D [sic]. Relief Requested

DigiGold did not establish that it is entitled to any of the relief that it requested in this proceeding.

VI. AWARD

  1. All of DigiGold's claims are denied.

  2. The compensation and expenses of the Arbitrator totaling $25,559.64 (TWENTY FIVE THOUSAND FIVE HUNDRED FIFTY-NINE DOLLARS AND SIXTY-FOUR CENTS) shall be borne entirely by DigiGold. Therefore DigiGold shall pay to Systemics the sum of $12,779.82 (TWELVE THOUSAND SEVEN HUNDRED SEVENTY-NINE DOLLARS AND EIGHTY-TWO CENTS) for that portion of the Arbitrator's compensation and expenses previously advanced by Systemics to the Association.

  3. The administration fees and expenses of the Association totaling $7,000 (SEVEN THOUSAND DOLLARS AND ZERO CENTS) shall be borne entirely by DigiGold. Therefore, DigiGold shall pay to Systemics the sum of $733.00 (SEVEN HUNDRED THIRTY THREE DOLLARS AND ZERO CENTS) for that portion of its share of administrative fees and expenses previously advanced by Systemics to the Association.

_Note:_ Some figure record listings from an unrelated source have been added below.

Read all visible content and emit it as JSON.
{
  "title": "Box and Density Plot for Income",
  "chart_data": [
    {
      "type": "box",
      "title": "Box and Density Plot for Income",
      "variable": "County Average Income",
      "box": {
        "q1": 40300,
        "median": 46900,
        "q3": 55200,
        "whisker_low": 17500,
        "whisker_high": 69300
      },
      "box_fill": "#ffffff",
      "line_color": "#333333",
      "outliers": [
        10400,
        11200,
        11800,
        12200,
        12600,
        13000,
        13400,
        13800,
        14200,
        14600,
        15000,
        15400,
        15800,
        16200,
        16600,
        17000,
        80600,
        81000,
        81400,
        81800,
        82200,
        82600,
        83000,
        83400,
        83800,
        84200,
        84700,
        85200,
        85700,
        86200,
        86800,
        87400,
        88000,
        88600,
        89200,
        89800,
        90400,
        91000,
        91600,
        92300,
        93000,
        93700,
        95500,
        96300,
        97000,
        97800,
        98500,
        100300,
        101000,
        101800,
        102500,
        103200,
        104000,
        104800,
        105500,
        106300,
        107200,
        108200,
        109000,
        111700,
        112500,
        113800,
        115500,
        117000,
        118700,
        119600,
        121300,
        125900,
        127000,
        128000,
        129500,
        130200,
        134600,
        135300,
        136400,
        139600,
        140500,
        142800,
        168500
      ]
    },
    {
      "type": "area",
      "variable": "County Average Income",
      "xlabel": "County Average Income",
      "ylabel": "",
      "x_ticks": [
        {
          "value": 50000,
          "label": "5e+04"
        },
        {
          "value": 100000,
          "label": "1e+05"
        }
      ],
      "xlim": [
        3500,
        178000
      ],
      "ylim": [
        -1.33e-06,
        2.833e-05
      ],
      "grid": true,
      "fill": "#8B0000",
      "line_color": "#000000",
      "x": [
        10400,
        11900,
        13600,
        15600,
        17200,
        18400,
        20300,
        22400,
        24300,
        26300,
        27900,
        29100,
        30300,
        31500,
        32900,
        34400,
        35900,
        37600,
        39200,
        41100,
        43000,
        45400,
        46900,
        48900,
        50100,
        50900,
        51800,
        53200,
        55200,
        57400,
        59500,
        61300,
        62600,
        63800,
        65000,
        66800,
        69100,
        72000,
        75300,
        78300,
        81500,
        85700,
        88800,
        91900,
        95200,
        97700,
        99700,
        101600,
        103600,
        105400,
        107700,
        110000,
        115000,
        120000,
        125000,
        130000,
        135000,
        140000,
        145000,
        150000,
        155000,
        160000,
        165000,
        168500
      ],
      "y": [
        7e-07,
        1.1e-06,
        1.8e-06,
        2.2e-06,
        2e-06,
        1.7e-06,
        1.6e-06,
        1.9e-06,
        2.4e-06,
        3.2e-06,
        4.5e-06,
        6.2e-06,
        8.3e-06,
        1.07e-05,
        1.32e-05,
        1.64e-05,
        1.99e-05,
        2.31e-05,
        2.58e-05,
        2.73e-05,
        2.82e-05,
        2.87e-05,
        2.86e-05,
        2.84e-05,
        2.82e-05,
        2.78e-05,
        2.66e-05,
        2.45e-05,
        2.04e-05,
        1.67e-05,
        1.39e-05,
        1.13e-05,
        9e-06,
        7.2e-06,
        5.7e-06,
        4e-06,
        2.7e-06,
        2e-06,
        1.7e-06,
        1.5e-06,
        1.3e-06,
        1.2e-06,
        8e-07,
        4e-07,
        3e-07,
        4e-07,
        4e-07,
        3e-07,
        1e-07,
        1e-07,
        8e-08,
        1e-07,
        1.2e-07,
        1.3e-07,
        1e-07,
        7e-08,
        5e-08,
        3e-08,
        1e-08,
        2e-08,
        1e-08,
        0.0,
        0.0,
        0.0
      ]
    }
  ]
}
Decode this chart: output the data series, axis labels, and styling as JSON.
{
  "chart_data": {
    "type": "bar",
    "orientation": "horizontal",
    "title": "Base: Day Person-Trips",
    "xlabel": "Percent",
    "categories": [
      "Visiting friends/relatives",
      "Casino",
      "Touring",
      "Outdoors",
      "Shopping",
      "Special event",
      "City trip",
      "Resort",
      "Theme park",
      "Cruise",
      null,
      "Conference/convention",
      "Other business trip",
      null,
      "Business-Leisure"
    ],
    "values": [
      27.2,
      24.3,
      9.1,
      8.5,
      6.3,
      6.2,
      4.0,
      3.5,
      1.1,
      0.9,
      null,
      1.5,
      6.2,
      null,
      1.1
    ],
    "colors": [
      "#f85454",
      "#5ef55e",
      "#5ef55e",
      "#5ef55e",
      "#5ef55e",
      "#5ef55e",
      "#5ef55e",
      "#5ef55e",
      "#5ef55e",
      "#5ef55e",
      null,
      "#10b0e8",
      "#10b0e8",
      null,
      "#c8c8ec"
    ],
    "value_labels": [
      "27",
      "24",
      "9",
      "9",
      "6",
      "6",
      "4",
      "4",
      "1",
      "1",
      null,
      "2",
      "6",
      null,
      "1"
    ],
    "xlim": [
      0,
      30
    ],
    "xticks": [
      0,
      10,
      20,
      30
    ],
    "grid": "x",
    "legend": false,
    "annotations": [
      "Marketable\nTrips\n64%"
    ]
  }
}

  4. Each party shall bear its own costs and expenses related to this arbitration.

  5. This Award is in full settlement of all claims submitted to this arbitration.

I hereby certify that, for the purposes of Article 1 of the New York Convention of 1958, on the Recognition and Enforcement of Foreign Arbitral Awards, this Final Award was made in Washington, D.C.

August 27, 2002                

Stephen M. Boyd


Stephen M. Boyd

I, Stephen M. Boyd, do hereby affirm upon my oath as Arbitrator that I am the individual described in and who executed this instrument, which is my Final Award.